The Bank of Japan must maintain ultra-loose monetary policy as recent cost-push inflation could hurt the economy, Governor Haruhiko Kuroda said on Tuesday, highlighting a widening gap with the U.S. Federal Reserve’s aggressive tightening plan.

The central bank’s increasingly isolated dovish stance helped push the yen below 120 to the dollar on Tuesday for the first time since 2016, drawing a warning from the finance minister against rapid exchange-rate moves.

Kuroda said consumer inflation was expected to accelerate as some firms pass on rising energy and food costs to households.

“Instead of leading to higher wages and corporate profits, such cost-push inflation will weigh on the economy in the long run by hurting corporate profits and households’ real income,” Kuroda told parliament.

While nominal wages may increase “quite significantly,” the rise in consumer inflation may sap households’ purchasing power by pushing down price-adjusted real wages, he added.

“Given recent price developments, we need to patiently maintain our powerful monetary easing,” Kuroda said.

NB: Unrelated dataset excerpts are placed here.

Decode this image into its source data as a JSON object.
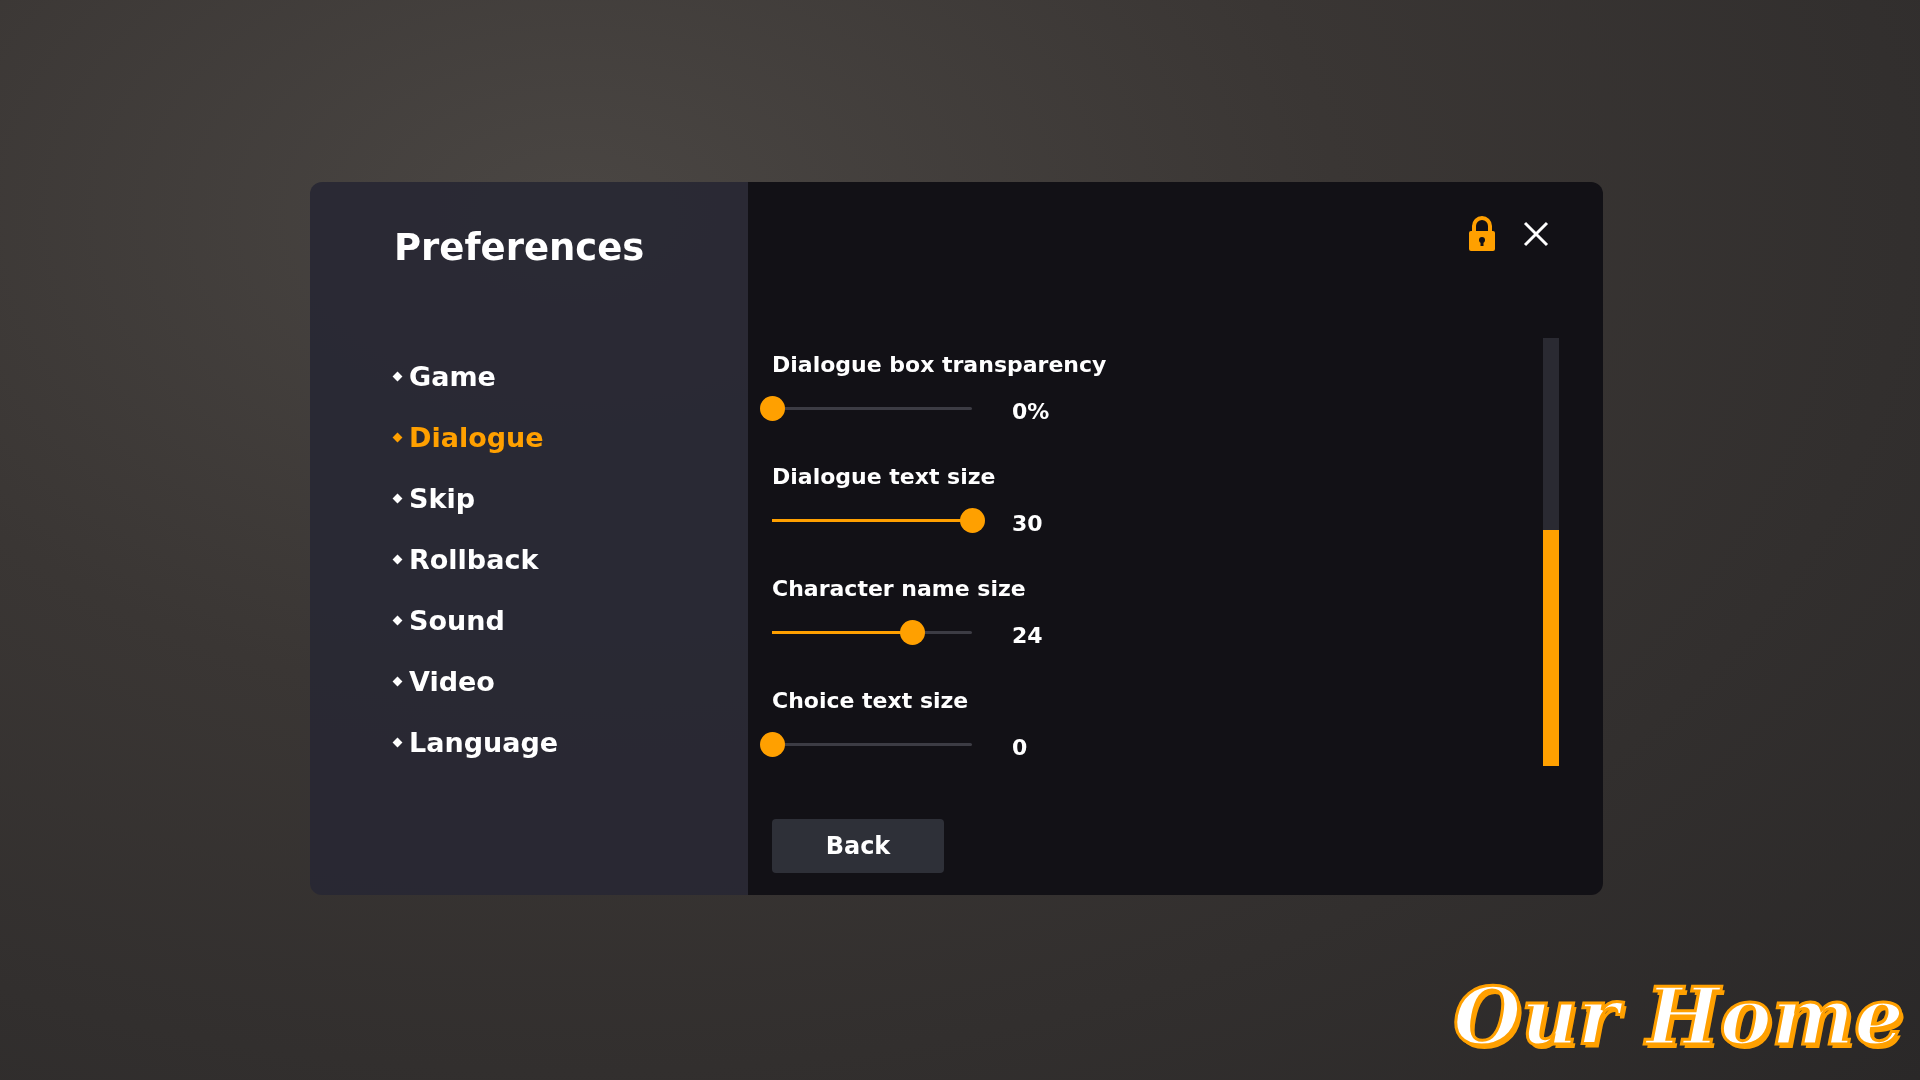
{
  "title": "Preferences",
  "nav": [
    {
      "label": "Game",
      "selected": false
    },
    {
      "label": "Dialogue",
      "selected": true
    },
    {
      "label": "Skip",
      "selected": false
    },
    {
      "label": "Rollback",
      "selected": false
    },
    {
      "label": "Sound",
      "selected": false
    },
    {
      "label": "Video",
      "selected": false
    },
    {
      "label": "Language",
      "selected": false
    }
  ],
  "settings": [
    {
      "label": "Dialogue box transparency",
      "level": 0,
      "reading": "0%"
    },
    {
      "label": "Dialogue text size",
      "level": 1,
      "reading": "30"
    },
    {
      "label": "Character name size",
      "level": 0.7,
      "reading": "24"
    },
    {
      "label": "Choice text size",
      "level": 0,
      "reading": "0"
    }
  ],
  "back_button": "Back",
  "logo": "Our Home"
}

Kuroda’s remarks came in the wake of those by Fed Chair Jerome Powell, who pledged on Monday to move “expeditiously” to raise rates to keep an upward price spiral from getting entrenched.

A weak yen has become a politically sensitive topic for Japan as it pushes up already rising import costs for energy and raw materials, adding pain to an economy only just emerging from the coronavirus pandemic’s wounds.

Finance Minister Shunichi Suzuki warned that while a weak yen helped boost exporters’ profits, it added a burden to importers and households.

“A weak yen has both positive and negative effects on the economy,” Suzuki told reporters.

“It’s undesirable for currencies to swing sharply … The government is closely watching how currency moves may affect the economy,” he added.

As part of efforts to fire up inflation to its elusive 2 per cent target, the BOJ caps long-term borrowing costs at around zero. While it has slowed purchases of government bonds and exchange-traded funds (ETF) in recent years, it continues to hold huge amounts of assets on its balance sheet.

In the event the BOJ decides to reduce its ETF holdings, it will do so in a way that minimizes the central bank’s losses and any disruption to financial markets, Kuroda said on Tuesday.

But it was premature now to debate an exit from easy policy, including how the BOJ could reduce its ETF holdings, with inflation yet to sustainably hit 2 per cent, he said.